New Eco-Friendly Plastic Degrades in Deep Ocean, Study Shows

A recent study reveals that a new biodegradable plastic, known as poly(d-lactate-co-3-hydroxybutyrate) or LAHB, can effectively decompose even in the harsh conditions of the deep ocean. This finding contrasts starkly with traditional plastics, which can persist in marine environments for decades. Researchers from Shinshu University conducted real-world underwater tests at a depth of 855 meters near Hatsushima Island, demonstrating that LAHB lost over 80% of its mass within 13 months, while conventional polylactide (PLA) plastic remained entirely intact.

The ability of LAHB to biodegrade is attributed to colonies of deep-sea microbes that utilize specialized enzymes to break down the plastic into harmless byproducts such as carbon monoxide and water. This breakthrough is significant, especially as plastic pollution continues to escalate globally. According to the 2022 OECD Global Plastics Outlook, approximately 353 million metric tons of plastic waste were produced worldwide in 2019, with nearly 1.7 million metric tons entering aquatic ecosystems.
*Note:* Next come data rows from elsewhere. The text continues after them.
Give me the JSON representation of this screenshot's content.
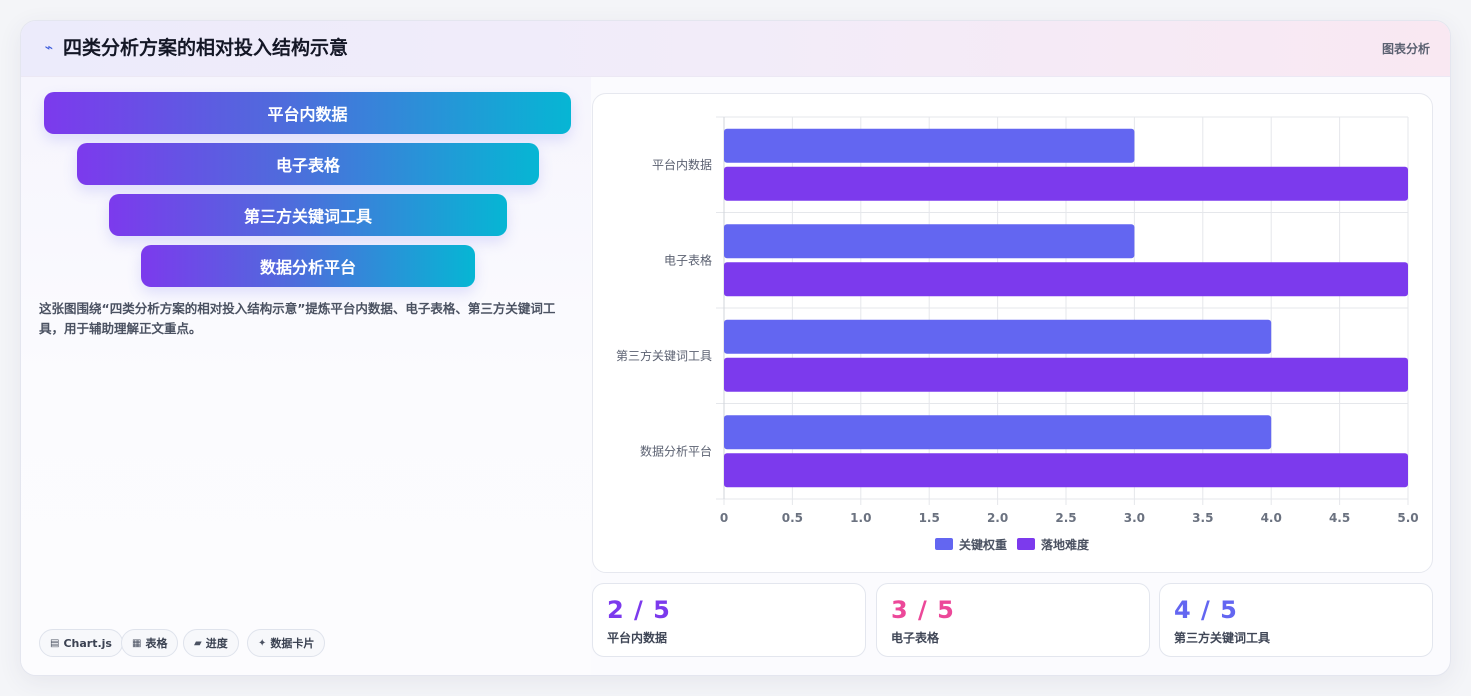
{
  "header": {
    "icon": "chart-line-icon",
    "title": "四类分析方案的相对投入结构示意",
    "tag": "图表分析"
  },
  "funnel": {
    "items": [
      {
        "label": "平台内数据"
      },
      {
        "label": "电子表格"
      },
      {
        "label": "第三方关键词工具"
      },
      {
        "label": "数据分析平台"
      }
    ]
  },
  "description": "这张图围绕“四类分析方案的相对投入结构示意”提炼平台内数据、电子表格、第三方关键词工具，用于辅助理解正文重点。",
  "tags": [
    {
      "icon": "chart-icon",
      "glyph": "▤",
      "label": "Chart.js"
    },
    {
      "icon": "table-icon",
      "glyph": "▦",
      "label": "表格"
    },
    {
      "icon": "progress-icon",
      "glyph": "▰",
      "label": "进度"
    },
    {
      "icon": "sparkle-icon",
      "glyph": "✦",
      "label": "数据卡片"
    }
  ],
  "chart_data": {
    "type": "bar",
    "orientation": "horizontal",
    "categories": [
      "平台内数据",
      "电子表格",
      "第三方关键词工具",
      "数据分析平台"
    ],
    "series": [
      {
        "name": "关键权重",
        "values": [
          3,
          3,
          4,
          4
        ],
        "color": "#6366f1"
      },
      {
        "name": "落地难度",
        "values": [
          5,
          5,
          5,
          5
        ],
        "color": "#7c3aed"
      }
    ],
    "xlim": [
      0,
      5
    ],
    "xticks": [
      "0",
      "0.5",
      "1.0",
      "1.5",
      "2.0",
      "2.5",
      "3.0",
      "3.5",
      "4.0",
      "4.5",
      "5.0"
    ],
    "grid": true,
    "legend": "bottom"
  },
  "stats": [
    {
      "value": "2 / 5",
      "label": "平台内数据",
      "color": "#7c3aed"
    },
    {
      "value": "3 / 5",
      "label": "电子表格",
      "color": "#ec4899"
    },
    {
      "value": "4 / 5",
      "label": "第三方关键词工具",
      "color": "#6366f1"
    }
  ]
}
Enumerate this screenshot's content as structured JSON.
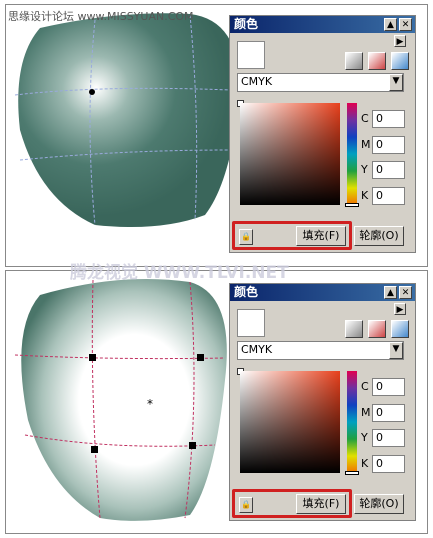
{
  "watermarks": [
    "思缘设计论坛 www.MISSYUAN.COM",
    "腾龙视觉 WWW.TLVI.NET"
  ],
  "panels": [
    {
      "title": "颜色",
      "model": "CMYK",
      "channels": [
        {
          "label": "C",
          "value": 0
        },
        {
          "label": "M",
          "value": 0
        },
        {
          "label": "Y",
          "value": 0
        },
        {
          "label": "K",
          "value": 0
        }
      ],
      "fill_button": "填充(F)",
      "outline_button": "轮廓(O)"
    },
    {
      "title": "颜色",
      "model": "CMYK",
      "channels": [
        {
          "label": "C",
          "value": 0
        },
        {
          "label": "M",
          "value": 0
        },
        {
          "label": "Y",
          "value": 0
        },
        {
          "label": "K",
          "value": 0
        }
      ],
      "fill_button": "填充(F)",
      "outline_button": "轮廓(O)"
    }
  ]
}
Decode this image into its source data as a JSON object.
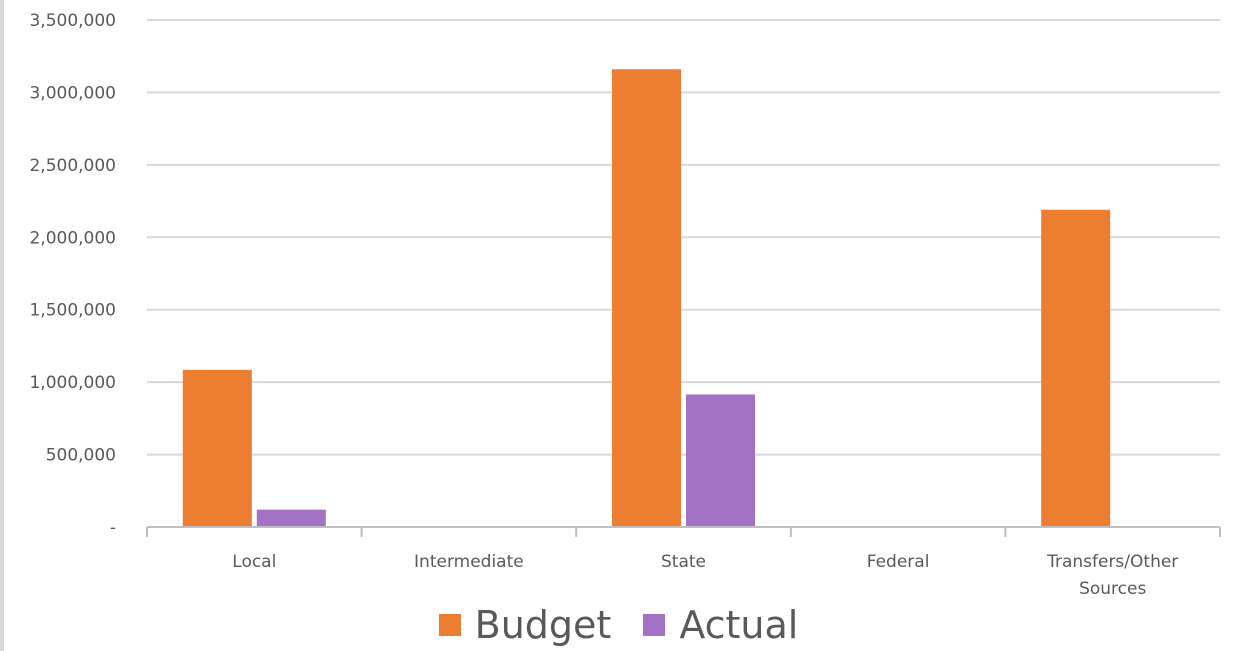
{
  "chart_data": {
    "type": "bar",
    "categories": [
      [
        "Local"
      ],
      [
        "Intermediate"
      ],
      [
        "State"
      ],
      [
        "Federal"
      ],
      [
        "Transfers/Other",
        "Sources"
      ]
    ],
    "series": [
      {
        "name": "Budget",
        "color": "#ed7d31",
        "values": [
          1085000,
          0,
          3160000,
          0,
          2190000
        ]
      },
      {
        "name": "Actual",
        "color": "#a472c4",
        "values": [
          120000,
          0,
          915000,
          0,
          0
        ]
      }
    ],
    "ylim": [
      0,
      3500000
    ],
    "yticks": [
      {
        "value": 0,
        "label": "-"
      },
      {
        "value": 500000,
        "label": "500,000"
      },
      {
        "value": 1000000,
        "label": "1,000,000"
      },
      {
        "value": 1500000,
        "label": "1,500,000"
      },
      {
        "value": 2000000,
        "label": "2,000,000"
      },
      {
        "value": 2500000,
        "label": "2,500,000"
      },
      {
        "value": 3000000,
        "label": "3,000,000"
      },
      {
        "value": 3500000,
        "label": "3,500,000"
      }
    ],
    "grid": true,
    "legend_position": "bottom",
    "title": "",
    "xlabel": "",
    "ylabel": ""
  }
}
Research Highlights the Promise of LAHB

The study was led by Professor Seiichi Taguchi at the Institute for Aqua Regeneration, in collaboration with Dr. Shun’ichi Ishii from the Japan Agency for Marine-Earth Science and Technology (JAMSTEC) and Professor Ken-ichi Kasuya from Gunma University. “Our study demonstrates for the first time that LAHB, a microbial lactate-based polyester, undergoes active biodegradation and complete mineralization even on the deep-sea floor, where conventional PLA remains completely non-degradable,” Professor Taguchi stated.

In the study, researchers submerged two types of LAHB films—one with approximately 6% lactic acid (P6LAHB) and another with 13% lactic acid (P13LAHB)—alongside a conventional PLA film for comparative analysis. The underwater conditions, characterized by cold temperatures of 3.6 °C, high salinity, and low dissolved oxygen levels, pose challenges for microbial activity.

After 7 and 13 months of immersion, the LAHB films showed clear evidence of biodegradation. The P13LAHB film experienced a weight loss of 30.9% after seven months and over 82% after 13 months. In stark contrast, the PLA film exhibited no measurable weight loss or visible degradation during the same period, highlighting its resistance to microbial activity.

Understanding the Microbial Action

To comprehend the mechanisms behind the degradation, researchers examined the plastisphere—the microbial community that formed on the surface of the LAHB films. They identified distinct roles among different microbial groups. Dominant Gammaproteobacterial genera, such as Colwellia, Pseudoteredinibacter, Agarilytica, and UBA7957, produced specialized enzymes known as extracellular poly[3-hydroxybutyrate (3HB)] depolymerases. These enzymes are crucial for breaking down long polymer chains into smaller fragments, facilitating further degradation.

Certain microbial species, including UBA7959, produced additional enzymes that cleave these fragments into their monomer components. Once reduced to simpler building blocks, other microbes, including various Alpha-proteobacteria and Desulfobacterota, consume these monomers, ultimately converting the plastic into carbon dioxide, water, and other non-toxic compounds that can reintegrate into the marine ecosystem.

The findings of this research have been published in the journal Polymer Degradation and Stability, in a paper titled “Unveiling deep-sea biodegradation of microbially produced lactate-based polyester (LAHB) via plastisphere metagenomics and metatranscriptomics.” This study not only paves the way for the development of more environmentally friendly plastics but also highlights the critical role of deep-sea microbes in combating plastic pollution.

As global awareness of plastic pollution grows, innovations like LAHB could play a vital role in reducing environmental impact and promoting sustainable practices in material production.